After last week’s post-rehearsal meltdown, I was slightly apprehensive about last night’s rehearsal. In fact, I almost wimped out of going – using my current nasty cough and cold as an excuse. But I felt that, having made a bit of a scene, and given that the conductor had said he would modify the way he rehearses us, I had an obligation to go – and so I made myself go. That is one positive thing.
And then, the rehearsal went really well indeed (despite a few occasions where the singing set off an irritating cough that made my eyes water) – and I came away really happy, and feeling as if I had got a good grasp of the new piece we had learned. Not only that, but I felt that I was starting to get a good grasp on the interpretation too – because I had had enough time to get the notes in my head first. It is such a huge relief to get back to enjoying choir again, as it has been a bit of a struggle for a while now. This term was difficult because of the new rehearsal style, and last term was a struggle too, because of one piece we were performing, which we were really not getting to grips with (and which eventually was cut down severely for the final concert, to just the last movement of the piece, rather than the whole thing – it was the Stravinsky Symphony of Psalms, by the way).

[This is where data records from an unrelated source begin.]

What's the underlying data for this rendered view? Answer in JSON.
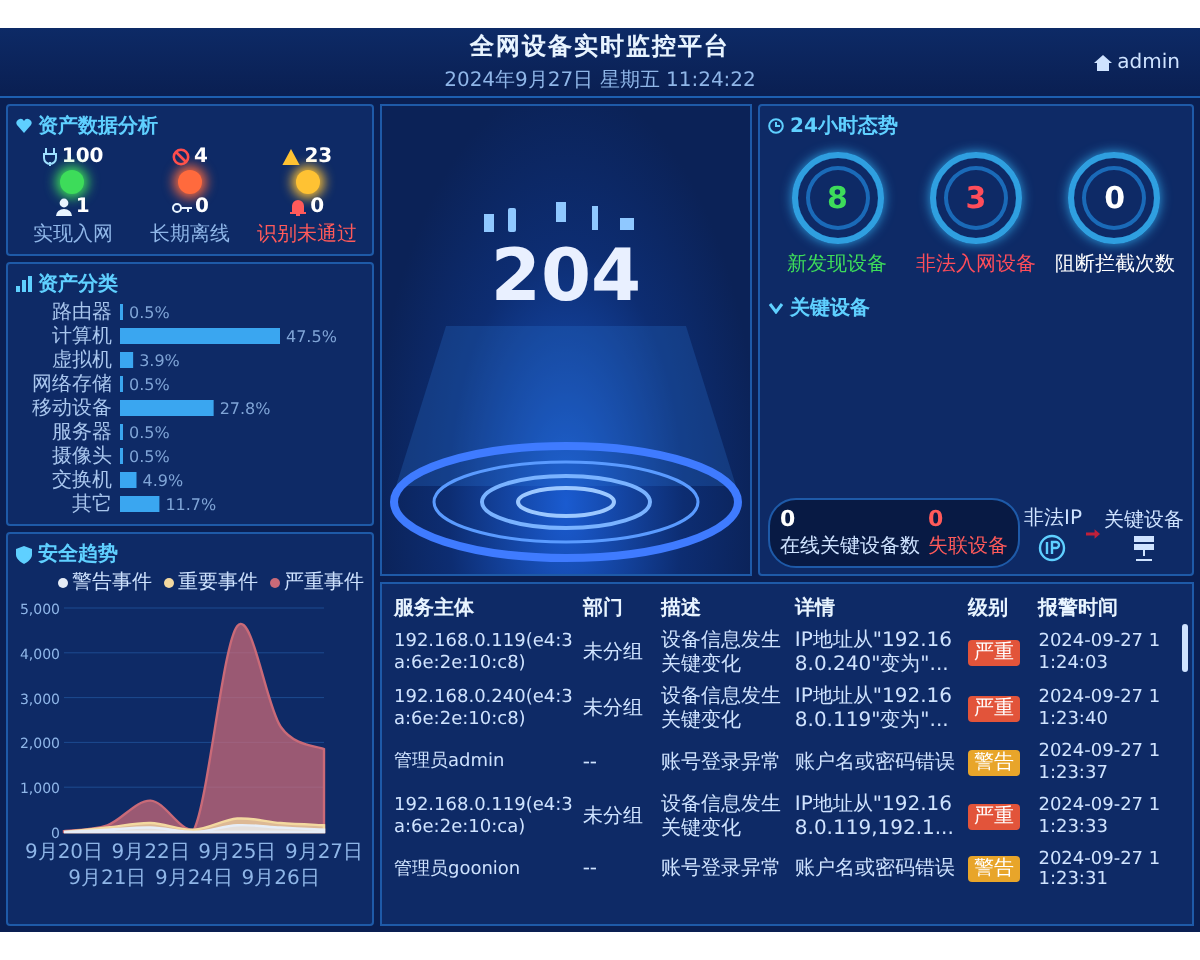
{
  "header": {
    "title": "全网设备实时监控平台",
    "datetime": "2024年9月27日 星期五 11:24:22",
    "user": "admin"
  },
  "asset_analysis": {
    "title": "资产数据分析",
    "items": [
      {
        "kind": "online",
        "top_value": "100",
        "bottom_value": "1",
        "label": "实现入网",
        "color": "#3ddc5a",
        "alert": false
      },
      {
        "kind": "offline",
        "top_value": "4",
        "bottom_value": "0",
        "label": "长期离线",
        "color": "#ff6a3d",
        "alert": false
      },
      {
        "kind": "unidentified",
        "top_value": "23",
        "bottom_value": "0",
        "label": "识别未通过",
        "color": "#ffc233",
        "alert": true
      }
    ]
  },
  "asset_categories": {
    "title": "资产分类",
    "chart_data": {
      "type": "bar",
      "orientation": "horizontal",
      "categories": [
        "路由器",
        "计算机",
        "虚拟机",
        "网络存储",
        "移动设备",
        "服务器",
        "摄像头",
        "交换机",
        "其它"
      ],
      "values": [
        0.5,
        47.5,
        3.9,
        0.5,
        27.8,
        0.5,
        0.5,
        4.9,
        11.7
      ],
      "value_labels": [
        "0.5%",
        "47.5%",
        "3.9%",
        "0.5%",
        "27.8%",
        "0.5%",
        "0.5%",
        "4.9%",
        "11.7%"
      ]
    }
  },
  "security_trend": {
    "title": "安全趋势",
    "chart_data": {
      "type": "area",
      "grid": true,
      "x": [
        "9月20日",
        "9月21日",
        "9月22日",
        "9月24日",
        "9月25日",
        "9月26日",
        "9月27日"
      ],
      "ylim": [
        0,
        5000
      ],
      "yticks": [
        0,
        {
          "value": 1000,
          "label": "1,000"
        },
        {
          "value": 2000,
          "label": "2,000"
        },
        {
          "value": 3000,
          "label": "3,000"
        },
        {
          "value": 4000,
          "label": "4,000"
        },
        {
          "value": 5000,
          "label": "5,000"
        }
      ],
      "series": [
        {
          "name": "警告事件",
          "color": "#e6edf7",
          "values": [
            0,
            50,
            100,
            0,
            150,
            100,
            50
          ]
        },
        {
          "name": "重要事件",
          "color": "#f3d9a0",
          "values": [
            0,
            100,
            200,
            50,
            300,
            200,
            150
          ]
        },
        {
          "name": "严重事件",
          "color": "#c96a78",
          "values": [
            20,
            150,
            700,
            50,
            4600,
            2350,
            1850
          ]
        }
      ]
    }
  },
  "device_count": "204",
  "trend_24h": {
    "title": "24小时态势",
    "items": [
      {
        "value": "8",
        "label": "新发现设备",
        "color": "#3ddc5a"
      },
      {
        "value": "3",
        "label": "非法入网设备",
        "color": "#ff4d5a"
      },
      {
        "value": "0",
        "label": "阻断拦截次数",
        "color": "#ffffff"
      }
    ]
  },
  "key_devices": {
    "title": "关键设备",
    "online": {
      "value": "0",
      "label": "在线关键设备数"
    },
    "lost": {
      "value": "0",
      "label": "失联设备"
    },
    "illegal_ip": {
      "label": "非法IP"
    },
    "target": {
      "label": "关键设备"
    }
  },
  "alerts": {
    "columns": [
      "服务主体",
      "部门",
      "描述",
      "详情",
      "级别",
      "报警时间"
    ],
    "rows": [
      {
        "kind": "severe",
        "cells": [
          "192.168.0.119(e4:3a:6e:2e:10:c8)",
          "未分组",
          "设备信息发生关键变化",
          "IP地址从\"192.168.0.240\"变为\"...",
          "严重",
          "2024-09-27 11:24:03"
        ]
      },
      {
        "kind": "severe",
        "cells": [
          "192.168.0.240(e4:3a:6e:2e:10:c8)",
          "未分组",
          "设备信息发生关键变化",
          "IP地址从\"192.168.0.119\"变为\"...",
          "严重",
          "2024-09-27 11:23:40"
        ]
      },
      {
        "kind": "warning",
        "cells": [
          "管理员admin",
          "--",
          "账号登录异常",
          "账户名或密码错误",
          "警告",
          "2024-09-27 11:23:37"
        ]
      },
      {
        "kind": "severe",
        "cells": [
          "192.168.0.119(e4:3a:6e:2e:10:ca)",
          "未分组",
          "设备信息发生关键变化",
          "IP地址从\"192.168.0.119,192.1...",
          "严重",
          "2024-09-27 11:23:33"
        ]
      },
      {
        "kind": "warning",
        "cells": [
          "管理员goonion",
          "--",
          "账号登录异常",
          "账户名或密码错误",
          "警告",
          "2024-09-27 11:23:31"
        ]
      }
    ]
  }
}
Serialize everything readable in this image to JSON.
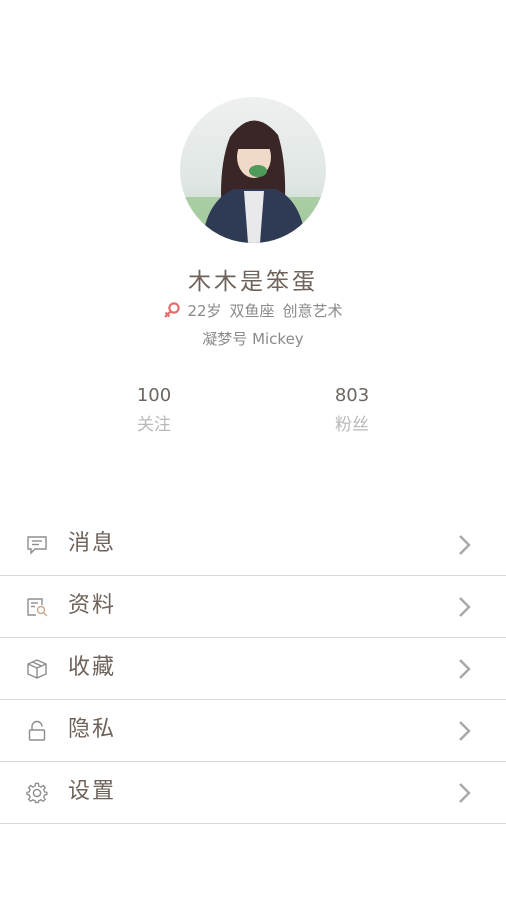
{
  "profile": {
    "name": "木木是笨蛋",
    "gender_icon": "female-symbol-icon",
    "age": "22岁",
    "zodiac": "双鱼座",
    "tag": "创意艺术",
    "uid": "凝梦号 Mickey",
    "avatar_icon": "profile-photo"
  },
  "stats": [
    {
      "value": "100",
      "label": "关注"
    },
    {
      "value": "803",
      "label": "粉丝"
    }
  ],
  "menu": [
    {
      "label": "消息",
      "icon": "message-icon"
    },
    {
      "label": "资料",
      "icon": "profile-card-icon"
    },
    {
      "label": "收藏",
      "icon": "box-icon"
    },
    {
      "label": "隐私",
      "icon": "lock-icon"
    },
    {
      "label": "设置",
      "icon": "gear-icon"
    }
  ],
  "colors": {
    "text_primary": "#6e625a",
    "text_secondary": "#8a8a8a",
    "text_muted": "#b9b9b9",
    "gender_accent": "#e0706e",
    "divider": "#d9d9d9",
    "chevron": "#a8a8a8"
  }
}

Then this morning, N ordered a taxi to take him to the airport, instead of me getting up to drive him. I had had a really bad night’s sleep – mainly due to the cold and cough, but partly due to him leaving the bedroom door partly open, so it squeaked and banged, and also him leaving his playbook the right way up, so I could see the red light on it flashing. I know it is stupid, and other people can sleep through these things with no problems at all, but sometimes the smallest things can keep me awake – or maybe it is that it’s my worry about insomnia that gives these things a significance that isn’t real. Somehow I have got it into my head that I can’t sleep unless the room is as near totally dark and completely quiet as possible, so that anything that stops the room being totally dark or completely quiet has a disproportionately bad effect on my sleeping. And I know it is daft, because I can fall asleep on the couch, in daylight, with the tv on – go figure!